2. Assume some risk when investing. When you play safe in investing, you’ll get safe (but low) returns as well. Millionaires have gone out on a limb putting up businesses which they hoped would earn — nothing is guaranteed. But it is in taking calculated risks that they are rewarded.

When investing, look at higher-yielding investments. Sure, they may be more risky than regular ones (such as savings and time deposits), but you may earn more in the long run. Just be wary of get-rich-quick investment schemes. Remember the adage: If it is too good to be true, it is.

3. Live simply. If you keep your cost of living low, you will have more cash to save and invest. Some millionaires have lived in the same homes they have had for the past 30-40 years.
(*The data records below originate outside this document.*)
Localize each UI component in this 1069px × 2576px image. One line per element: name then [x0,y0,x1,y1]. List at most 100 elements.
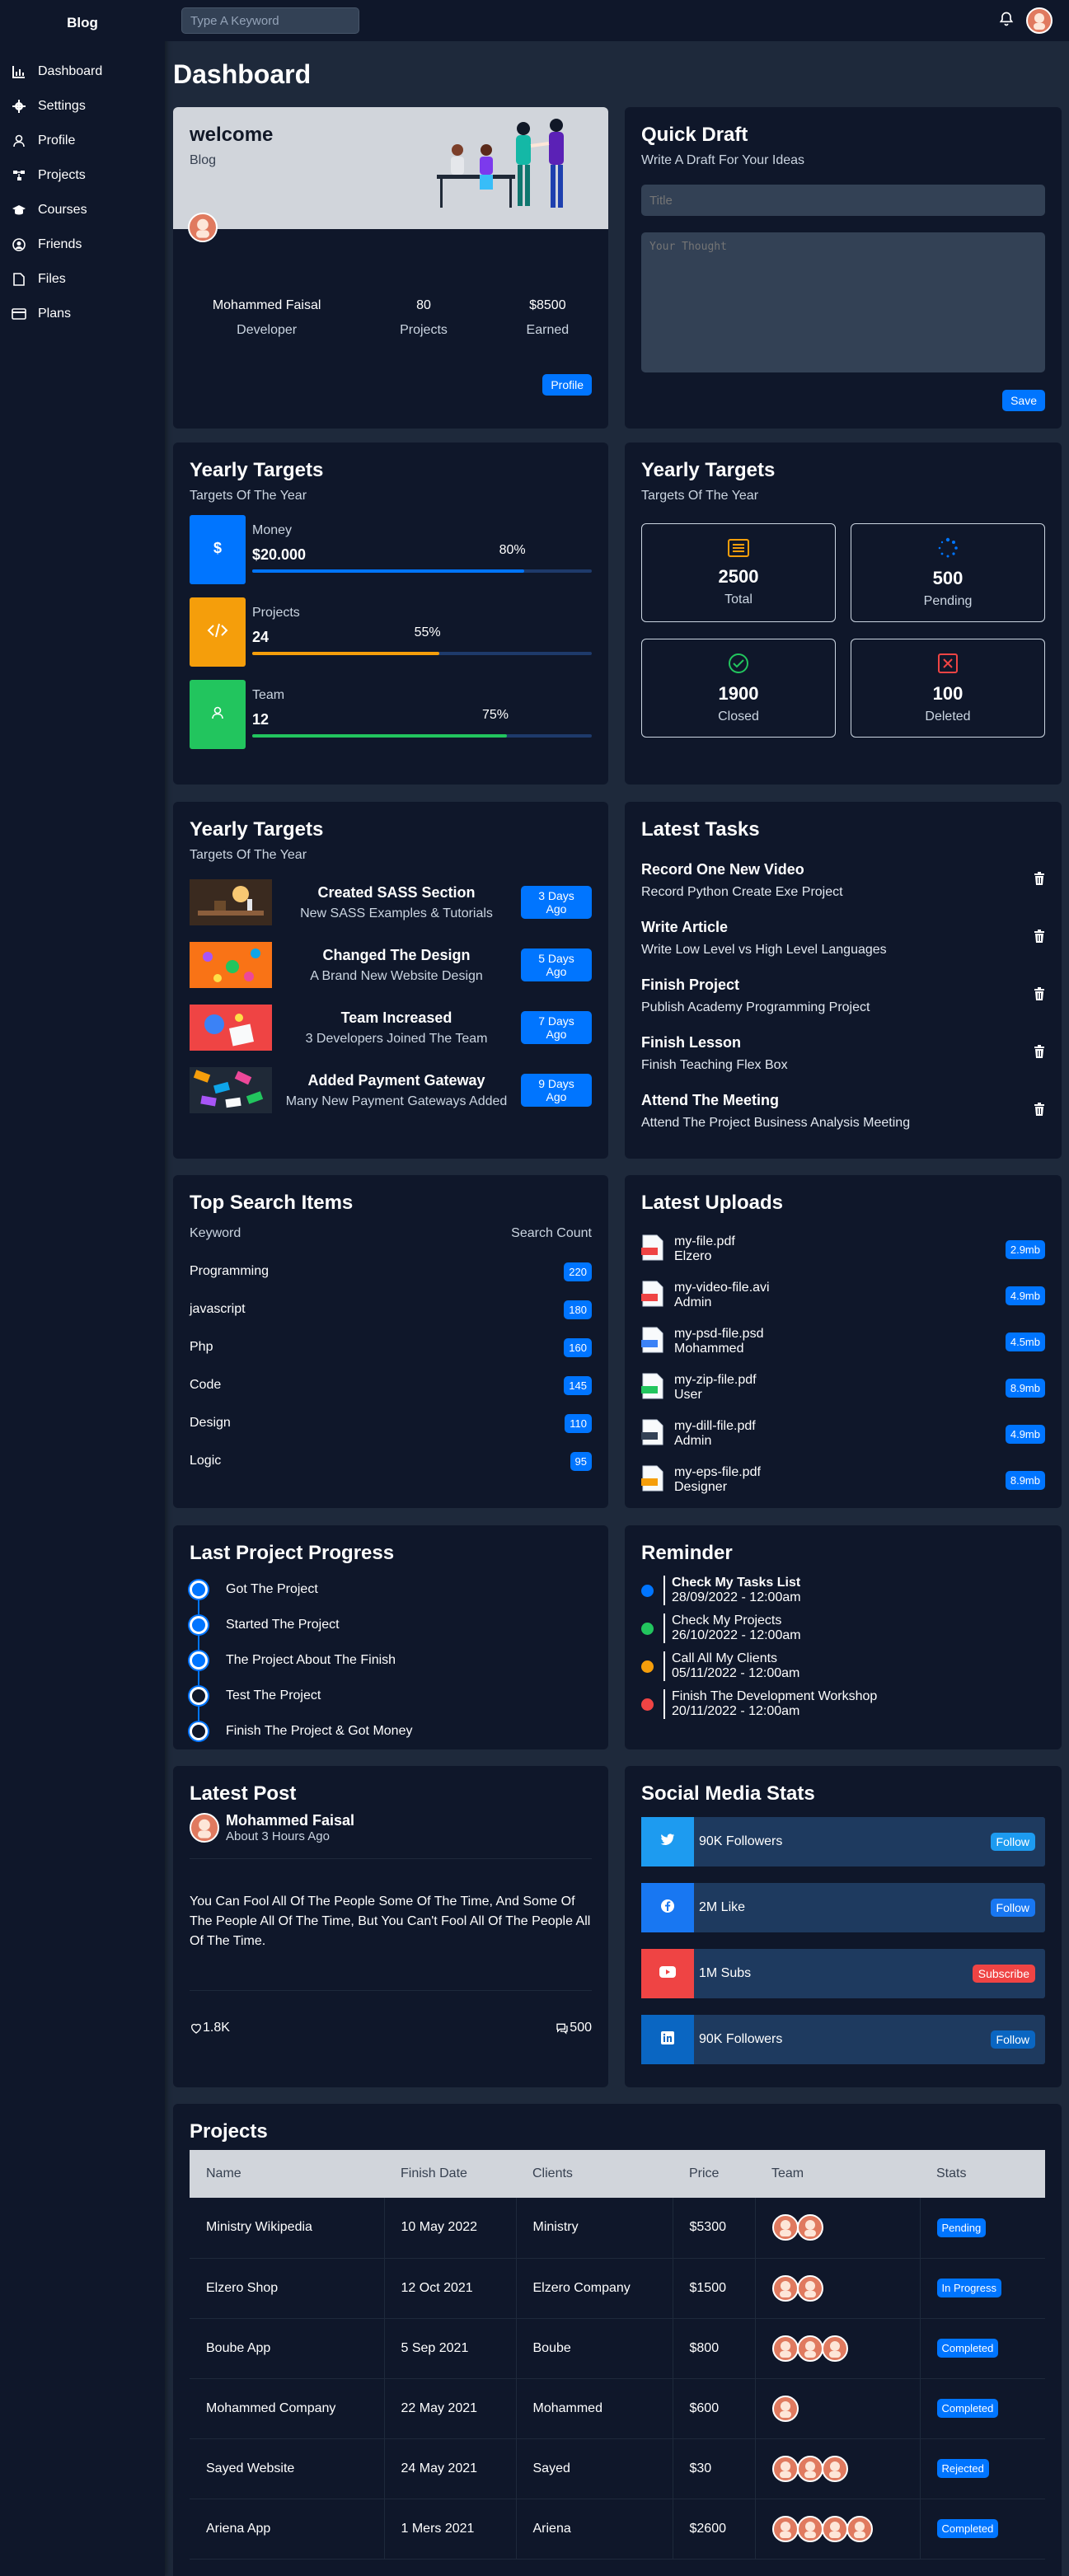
trash-icon[interactable] [1034,1102,1045,1120]
team-member-avatar[interactable] [796,2335,823,2362]
stat-value: 500 [932,567,964,588]
sidebar-item-plans[interactable]: Plans [0,297,165,331]
task-title: Write Article [641,918,729,935]
team-member-avatar[interactable] [796,2274,823,2302]
bell-icon[interactable] [998,11,1015,31]
user-avatar[interactable] [1026,7,1053,34]
news-subtitle: Targets Of The Year [190,848,307,862]
search-count-badge: 220 [564,1262,592,1281]
team-member-avatar[interactable] [771,2335,799,2362]
team-member-avatar[interactable] [821,2515,848,2542]
keyword-header: Keyword [190,1226,241,1240]
search-keyword: Logic [190,1454,222,1468]
uploads-list: my-file.pdf Elzero 2.9mb my-video-file.avi A… [641,1226,1045,1503]
cell-status: Pending [919,2198,1045,2259]
comments-count: 500 [570,2021,592,2035]
targets-list: $ Money $20.000 80% Projects 24 55% Team 12 75% [190,515,592,749]
target-item: Team 12 75% [190,680,592,749]
credit-card-icon [12,307,26,321]
reminder-text: Check My Tasks List 28/09/2022 - 12:00am [663,1576,801,1605]
target-name: Projects [252,606,300,620]
team-member-avatar[interactable] [821,2335,848,2362]
team-member-avatar[interactable] [771,2214,799,2241]
upload-info: my-dill-file.pdf Admin [641,1419,756,1450]
sidebar-item-projects[interactable]: Projects [0,158,165,193]
upload-text: my-dill-file.pdf Admin [674,1419,756,1449]
sidebar-item-settings[interactable]: Settings [0,89,165,124]
welcome-title: welcome [190,124,274,146]
trash-icon[interactable] [1034,871,1045,889]
save-button[interactable]: Save [1002,390,1045,411]
target-info: Team 12 75% [252,680,592,749]
post-time: About 3 Hours Ago [226,1829,330,1843]
stat-label: Total [724,592,753,607]
team-member-avatar[interactable] [771,2395,799,2422]
trash-icon[interactable] [1034,986,1045,1005]
list-icon [728,538,749,561]
targets-card: Yearly Targets Targets Of The Year $ Mone… [173,443,608,785]
team-avatars [771,2515,920,2542]
upload-text: my-psd-file.psd Mohammed [674,1327,763,1356]
cell-date: 24 May 2021 [383,2438,516,2499]
reminder-date: 20/11/2022 - 12:00am [672,1704,800,1718]
team-member-avatar[interactable] [796,2214,823,2241]
team-member-avatar[interactable] [796,2515,823,2542]
upload-info: my-zip-file.pdf User [641,1373,757,1403]
upload-size-badge: 4.9mb [1005,1286,1045,1305]
social-follow-button[interactable]: Follow [990,1899,1035,1917]
trash-icon[interactable] [1034,929,1045,947]
progress-step-label: Got The Project [226,1581,318,1596]
cell-price: $5300 [672,2198,755,2259]
sidebar: Blog Dashboard Settings Profile Projects Cou… [0,0,165,2576]
team-member-avatar[interactable] [821,2455,848,2482]
team-member-avatar[interactable] [846,2515,873,2542]
progress-step: Started The Project [190,1607,592,1642]
sidebar-item-files[interactable]: Files [0,262,165,297]
cell-date: 1 Mers 2021 [383,2499,516,2560]
welcome-subtitle: Blog [190,153,217,167]
cell-price: $800 [672,2318,755,2379]
likes[interactable]: 1.8K [190,2021,230,2035]
step-pending-icon [190,1686,208,1705]
cell-team [754,2318,920,2379]
stat-label: Pending [923,593,973,608]
sidebar-nav: Dashboard Settings Profile Projects Courses F… [0,54,165,331]
upload-item: my-dill-file.pdf Admin 4.9mb [641,1411,1045,1457]
sidebar-item-dashboard[interactable]: Dashboard [0,54,165,89]
team-member-avatar[interactable] [771,2274,799,2302]
sidebar-item-profile[interactable]: Profile [0,124,165,158]
quick-draft-title: Quick Draft [641,124,748,146]
profile-button[interactable]: Profile [542,374,592,396]
news-title: Yearly Targets [190,818,324,841]
team-member-avatar[interactable] [796,2455,823,2482]
social-subscribe-button[interactable]: Subscribe [972,1965,1035,1983]
search-input[interactable] [181,7,359,34]
targets-stats-card: Yearly Targets Targets Of The Year 2500 T… [625,443,1062,785]
tasks-title: Latest Tasks [641,818,760,841]
post-footer: 1.8K 500 [190,1990,592,2035]
target-icon-box [190,680,246,749]
user-circle-icon [12,237,26,252]
column-header: Team [755,2150,920,2198]
news-item-desc: Many New Payment Gateways Added [285,1094,508,1108]
draft-body-textarea[interactable] [641,232,1045,372]
draft-title-input[interactable] [641,185,1045,216]
team-member-avatar[interactable] [771,2515,799,2542]
comments[interactable]: 500 [555,2021,592,2035]
file-type-icon [641,1327,664,1357]
news-thumbnail [190,942,272,988]
team-avatars [771,2455,920,2482]
social-follow-button[interactable]: Follow [990,2030,1035,2049]
trash-icon[interactable] [1034,1044,1045,1062]
count-header: Search Count [511,1226,592,1240]
news-card: Yearly Targets Targets Of The Year Creat… [173,802,608,1159]
sidebar-item-courses[interactable]: Courses [0,193,165,227]
social-label: 2M Like [699,1900,746,1914]
search-count-badge: 145 [564,1375,592,1395]
upload-text: my-zip-file.pdf User [674,1373,757,1403]
task-text: Finish Project Publish Academy Programmin… [641,977,870,1015]
social-label: 90K Followers [699,1834,783,1848]
social-follow-button[interactable]: Follow [990,1833,1035,1851]
team-member-avatar[interactable] [771,2455,799,2482]
sidebar-item-friends[interactable]: Friends [0,227,165,262]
Or they live in the homes they inherited.

You can also take a cue from the way millionaires live: not all party every night, nor do they buy every new car model that’s released. Instead, you’ll find these millionaires working at their desks at 8 a.m. and having just two cars in the garage.

4. Have a goal. Don’t just dream; set financial goals for yourself. By being specific, you will be more motivated to reach your goal. For instance, make it your goal to have your own home by the time you are 35 or 40. It may be a studio condo unit or a three-bedroom home in a subdivision—it will depend on your income and how you save over the years. Having a goal will help you focus your efforts well.

5. Choose good debt over bad debt. Take out a loan only when the loan proceeds will be used to earn you more money. For instance, apply for a bank loan to expand a business that’s feasible. But to take out a loan to buy assets that depreciate quickly (examples: sports cars, yachts, etc.) may not be wise as these assets will not earn you enough to pay off the loan. If you really want to buy such assets, pay in cash so you don’t have to pay the cost of borrowing.

6. Share your blessings. There seems to be a unique mathematical formula at work: The more you give, the more you are blessed back in return. Help those who are in financial need, and you may find yourself blessed all the more. If you’re an employer, share profits with your employees; they’ll be more motivated to work for you, leading the way to increased productivity.

7. Train children to handle money well. It would be sad if money you earned will just be spent unwisely by the next generation. Teach children the basics of money management, and caution them against vices such as gambling, drugs, and the like. Being responsible about wealth will be rewarded in the long run.